Some companies have begun to spend tens of millions of dollars a year investing in sustainable farming in developing countries to guarantee long-term supplies at low prices. They are building more processing plants and storage facilities to meet booming demand from Asia. More and more companies are also for the first time investing directly in farmland and irrigation projects. In a radical move, some agricultural trading houses have introduced a surcharge on commodities such as coffee and cocoa.
They are then using the surcharge revenues to invest in farming operations to help secure long-term supplies.
Other food companies and trading houses are taking much smaller steps, launching internal reviews of the long-term sustainability of their supply chains or holding public discussions on the future of food.
Food executives agree, nonetheless, that business as usual is not an option.
Geoff Lane, a partner in sustainability at PwC, the consultancy, says in the past big companies have been pretty fickle in terms of supply relationships as food was “a buyer’s market”. But yesterday, he added, “all the indicators are pointing in one direction: food scarcity”.
The United Nations Food and Agriculture Organisation will bring some of the world’s biggest food companies to Milan from today for a private sector forum ahead of next Monday’s World Summit on Food Security.
The gathering is the largest ever organised for the private sector by the FAO, signalling a new consensus among food officials on the need to get ideas from the private sector.

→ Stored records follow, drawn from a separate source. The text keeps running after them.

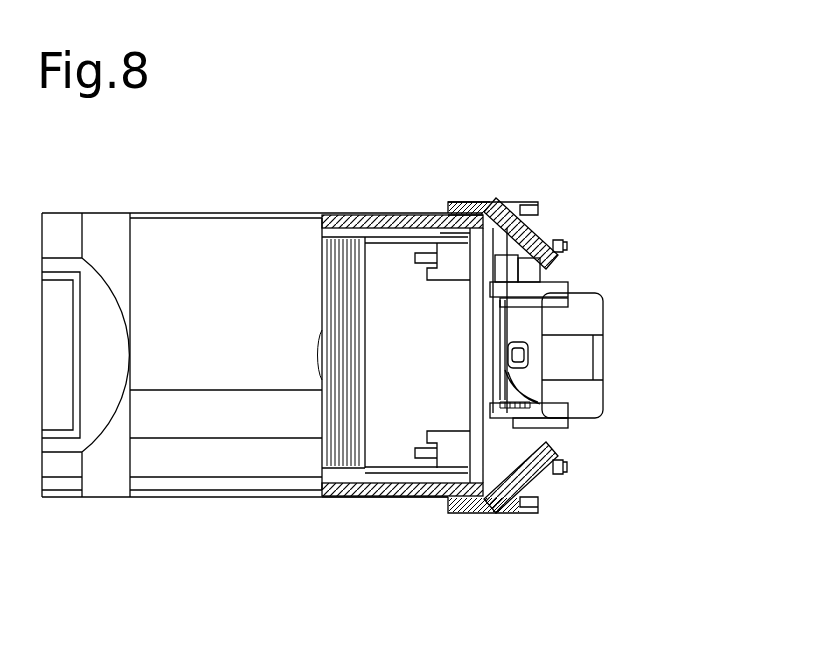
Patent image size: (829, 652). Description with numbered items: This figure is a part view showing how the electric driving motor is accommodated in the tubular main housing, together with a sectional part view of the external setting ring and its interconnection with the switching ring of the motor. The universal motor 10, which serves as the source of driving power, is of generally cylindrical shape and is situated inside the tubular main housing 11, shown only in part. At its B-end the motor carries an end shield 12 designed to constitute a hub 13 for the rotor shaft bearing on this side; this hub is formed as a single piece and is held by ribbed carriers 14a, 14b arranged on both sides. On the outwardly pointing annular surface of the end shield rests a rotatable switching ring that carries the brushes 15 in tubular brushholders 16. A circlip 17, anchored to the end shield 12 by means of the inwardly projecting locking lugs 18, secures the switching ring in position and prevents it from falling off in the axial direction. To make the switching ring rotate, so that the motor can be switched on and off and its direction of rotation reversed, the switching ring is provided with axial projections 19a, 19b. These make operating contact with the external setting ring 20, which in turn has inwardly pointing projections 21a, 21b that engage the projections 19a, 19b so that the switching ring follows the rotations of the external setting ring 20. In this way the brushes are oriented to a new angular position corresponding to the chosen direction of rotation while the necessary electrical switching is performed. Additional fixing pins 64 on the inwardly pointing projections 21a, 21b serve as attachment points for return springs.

The universal motor 10 is at (340, 212).
The tubular main housing 11 is at (360, 500).
The end shield 12 is at (375, 212).
The hub 13 is at (604, 292).
The ribbed carrier 14a is at (572, 282).
The ribbed carrier 14b is at (567, 428).
The brushes 15 is at (530, 352).
The tubular brushholders 16 is at (530, 360).
The circlip 17 is at (490, 200).
The locking lugs 18 is at (428, 212).
The axial projection 19a is at (550, 226).
The axial projection 19b is at (512, 515).
The external setting ring 20 is at (465, 200).
The inwardly pointing projection 21a is at (522, 200).
The inwardly pointing projection 21b is at (545, 475).
The fixing pins 64 is at (565, 238).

For all the companies’ initiatives, they are in most cases still fighting in Europe and the US to preserve agricultural subsidies, in spite of the fact many analysts blame these subsidies for exacerbating the food crisis.

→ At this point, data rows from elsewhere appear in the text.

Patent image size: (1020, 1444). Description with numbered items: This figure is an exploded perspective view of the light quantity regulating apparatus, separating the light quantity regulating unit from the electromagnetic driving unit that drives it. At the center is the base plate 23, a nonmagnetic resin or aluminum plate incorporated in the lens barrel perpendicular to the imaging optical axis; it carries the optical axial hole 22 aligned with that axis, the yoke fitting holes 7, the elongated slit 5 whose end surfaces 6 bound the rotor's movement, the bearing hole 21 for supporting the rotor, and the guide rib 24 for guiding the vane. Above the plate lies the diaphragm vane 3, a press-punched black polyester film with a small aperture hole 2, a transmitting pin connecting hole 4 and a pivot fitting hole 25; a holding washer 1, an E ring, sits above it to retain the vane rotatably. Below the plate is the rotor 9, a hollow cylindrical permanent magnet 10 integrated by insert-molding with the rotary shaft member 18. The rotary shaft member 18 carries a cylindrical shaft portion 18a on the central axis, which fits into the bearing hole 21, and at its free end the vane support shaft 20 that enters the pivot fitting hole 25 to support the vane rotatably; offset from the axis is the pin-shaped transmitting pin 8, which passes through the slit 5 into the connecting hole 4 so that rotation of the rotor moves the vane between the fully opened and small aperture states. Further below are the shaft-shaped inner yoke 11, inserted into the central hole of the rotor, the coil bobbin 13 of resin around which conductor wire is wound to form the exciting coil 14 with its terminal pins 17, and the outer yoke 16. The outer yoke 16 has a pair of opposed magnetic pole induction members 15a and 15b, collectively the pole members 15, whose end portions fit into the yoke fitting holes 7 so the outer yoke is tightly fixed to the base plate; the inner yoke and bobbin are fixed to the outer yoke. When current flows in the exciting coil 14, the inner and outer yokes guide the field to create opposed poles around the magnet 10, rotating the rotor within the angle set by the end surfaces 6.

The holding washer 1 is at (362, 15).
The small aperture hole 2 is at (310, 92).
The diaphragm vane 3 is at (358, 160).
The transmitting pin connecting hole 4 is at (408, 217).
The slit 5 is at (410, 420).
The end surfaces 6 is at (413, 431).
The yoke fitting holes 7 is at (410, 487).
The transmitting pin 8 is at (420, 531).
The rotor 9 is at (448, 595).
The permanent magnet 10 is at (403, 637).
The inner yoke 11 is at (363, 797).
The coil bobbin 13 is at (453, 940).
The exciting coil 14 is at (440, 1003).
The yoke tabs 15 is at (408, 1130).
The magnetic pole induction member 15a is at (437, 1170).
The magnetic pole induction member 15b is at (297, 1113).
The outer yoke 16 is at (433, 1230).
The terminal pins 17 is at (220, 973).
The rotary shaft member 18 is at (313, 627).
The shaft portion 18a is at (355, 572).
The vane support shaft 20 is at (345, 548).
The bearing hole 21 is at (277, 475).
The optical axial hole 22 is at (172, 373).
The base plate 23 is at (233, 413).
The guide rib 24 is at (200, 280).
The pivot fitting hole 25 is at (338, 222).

The FAO estimates that the world will need until 2050 to boost agricultural investment by $83bn (€56bn, £51bn) a year — a 50 percent increase on the past decade’s average — to feed a growing population. Most of the money will come from the private sector, from small farmers to big agribusinesses.
Nestlé is emblematic of the food companies’ new actions. The Swiss-based company is investing more than $100m over the next decade to provide farmers in Ivory Coast and Ghana, which together account for 60 percent of the world’s cocoa output, with millions of disease-resistant plants to boost supply.